The last day, Ms. Pham visited the participants of the Community College Initiative (CCI) Program at NOVA. Both the CCI Program and the Humphrey Fellowship Program are sponsored by the U.S. Department of State, provide ten months of non-degree academic studies in related fields, and foster a mutual exchange of understanding and knowledge.

Ms. Pham motivated the CCI Program participants to look for opportunities to learn and to give back to their communities. Naik Alam, CCI participant from Pakistan, said he is “interested in poverty alleviation in general, and the role of women in this cause. I really wish to have this kind of opportunities in the future, where we can work with our government on a policy level.” Rajesh Shanmugan, CCI participant from India, expressed that he wants to be a Humphrey Fellow in the future: “I want to make researches to find methods to cure cigarettes and alcoholism addiction, because many families in India are seriously affected by them.”

During the discussion, Ms. Pham said her major goals are to share her knowledge with the younger generation, to change policies, and to enhance the voice of those who are going through drugs and IHV/AIDS problems, and who are discriminated against by society, so that they can find support in the community. “They deserve to be seen as sick, not as criminals. They are humans as well,” she mentioned. Her work in ethnography studies has led her to be labeled as a drug consumer, since she spends most of her time with them. “I do it because I need to understand the reasons why they do it and what are their challenges,” she added.

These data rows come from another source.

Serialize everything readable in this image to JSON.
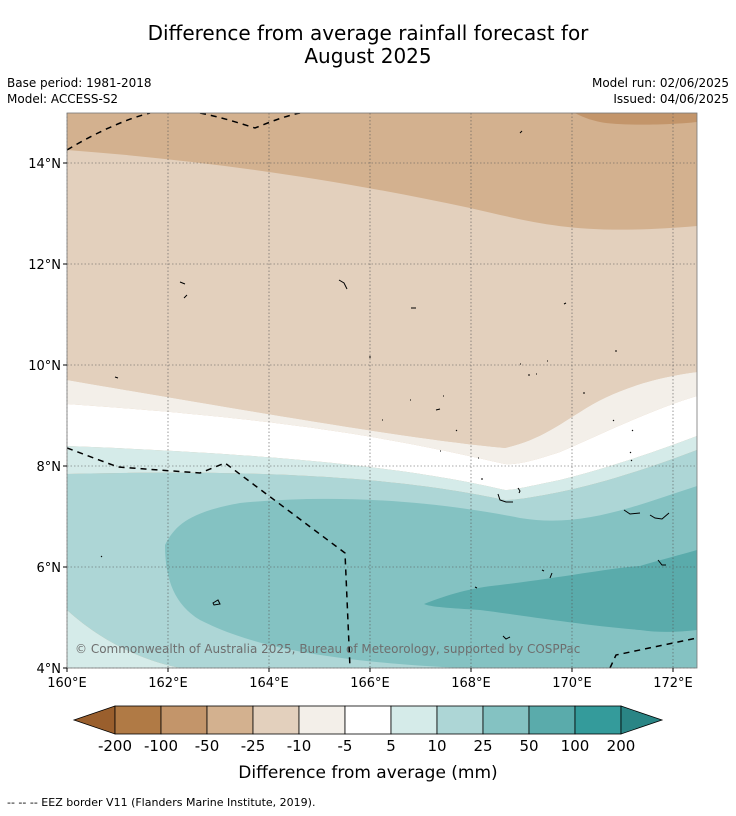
{
  "title": {
    "line1": "Difference from average rainfall forecast for",
    "line2": "August 2025"
  },
  "meta": {
    "base_period": "Base period: 1981-2018",
    "model": "Model: ACCESS-S2",
    "model_run": "Model run: 02/06/2025",
    "issued": "Issued: 04/06/2025"
  },
  "map": {
    "copyright": "© Commonwealth of Australia 2025, Bureau of Meteorology, supported by COSPPac",
    "lon_labels": [
      "160°E",
      "162°E",
      "164°E",
      "166°E",
      "168°E",
      "170°E",
      "172°E"
    ],
    "lat_labels": [
      "14°N",
      "12°N",
      "10°N",
      "8°N",
      "6°N",
      "4°N"
    ],
    "lon_range": [
      160,
      172.5
    ],
    "lat_range": [
      4,
      15
    ],
    "grid": true
  },
  "colorbar": {
    "ticks": [
      "-200",
      "-100",
      "-50",
      "-25",
      "-10",
      "-5",
      "5",
      "10",
      "25",
      "50",
      "100",
      "200"
    ],
    "colors": [
      "#9a5f2d",
      "#b07a45",
      "#c3956a",
      "#d3b18f",
      "#e3d0bd",
      "#f3efe9",
      "#ffffff",
      "#d5ebe9",
      "#add6d6",
      "#84c2c2",
      "#5aabab",
      "#349b9b",
      "#2a8585"
    ],
    "label": "Difference from average (mm)"
  },
  "footer": "--  --  -- EEZ border V11 (Flanders Marine Institute, 2019)."
}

Problems such as drug addiction and HIV/AIDS affect every nation, so she believes that through networking, conferences, and cooperation, the problem can be addressed. The goal is to inform and educate people from different parts of the world, and that is what the CCI Program is promoting with Humphrey Fellowship Program’s help.

 

Kgaogelo Mbewe, from South Africa, said “I though HIV/AIDS was only a problem in Africa, and after today’s discussion, my eyes have been opened to the fact that it is a worldwide problem, and that countries need to work together to educate people about the virus, how to protect themselves, and how to live and accept those who are already infected.” These issues are affecting all counties, because it is not only happening in Vietnam but everywhere. As Ms. Pham said, “What happens anywhere can happen everywhere.”